A cage fight is an aggressive turn. I guess it’s partly due to Zuckerberg’s dive into jujitsu, where the Facebook boss has been photographed tangling on the mats.
This martial arts foray seems to intrigue Musk, though the Tesla/Twitter/Space X kingpin has acknowledged he’s not exactly match-ready, tweeting: “I have this great move that I call “The Walrus,” where I just lie on top of my opponent and do nothing.”
The meme-crazed Musk doesn’t mind an inexplicable stunt — he once announced his dog was the new CEO of Twitter. He also bought Twitter. This is why I think he’s playing, giving the media an easy, lazy headline in the summer silly season. (Thanks?)
Then I fear we’re hours away from seeing footage of Musk training with the MMA legend Georges St-Pierre. Remember: Musk does know Joe Rogan, who’s got all these guys on speed dial. We’ll get an Instagram Reel of Zuckerberg working out in a meat locker, Rocky-style, throwing jabs at a frozen side of A5 graded Kobe Wagyu.
Maybe this idea is more apt than I’m seeing. Maybe the sweet science of fighting has a good deal in common with the mortal combat of Silicon Valley.
Both are ruthless, winner-take-all worlds that believe they’re the centre of the universe. Both trades have their household names, has-beens, and up-and-comers ready to disrupt the planets. Both environments are full of gassy hype that occasionally delivers.
(By the way, I asked an AI prototype who would win a Zuckerberg vs. Musk fight, and it sagely did all the calculations within seconds, and informed me: no one. It also told me, with supreme confidence, that the sport of boxing was invented in 2013 by Bobby Valentine in a gym in Greenwich, Conn.)
Right now, this feels flimsy. They’re nowhere near prepared. Musk and Zuck would have to agree on a catch weight. They’d have to land on a glove size. Zuckerberg’s jujitsu hobby is nice, but how is his striking? Who’s schooling him in wrestling? Musk needs a total rebuild. He can’t rely on “The Walrus.”
Let’s do a hypothetical. Let’s say we give both Musk and Zuckerberg two years with unlimited access to the best facilities, trainers, nutritionists and medical advisers — wait, why am I acting like these zillionaires don’t have all this stuff already?

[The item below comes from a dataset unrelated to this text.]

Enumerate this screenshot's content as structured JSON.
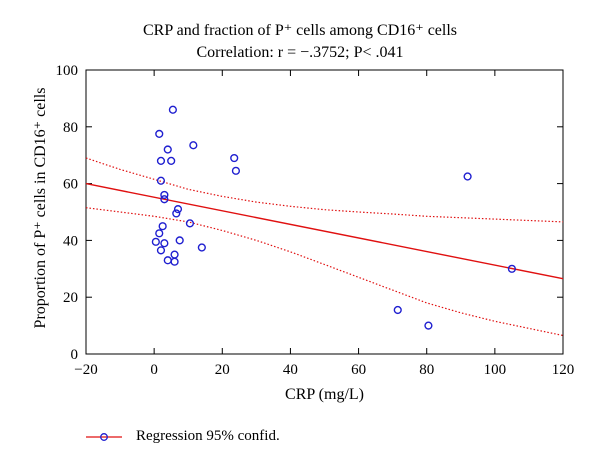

But what if we gave them both time — real time, to work with top-tier specialists, to get trained and ripped before putting them in the octagon? What would that fight look like?
Would it be good?
Come on! It would be terrible! Are you kidding me? It would look like a fight for four seconds and then it would look like two rich Dads slowly grappling on the deck of a superyacht for the last bottle of sparkling Voss.
It would be the saddest sporting event you’ve ever seen. It would be the saddest sporting event I’ve ever seen, too — and I have watched the New York Mets this season.
So no, absolutely not, I don’t think Mark Zuckerberg and Elon Musk are going to fight. Until they do.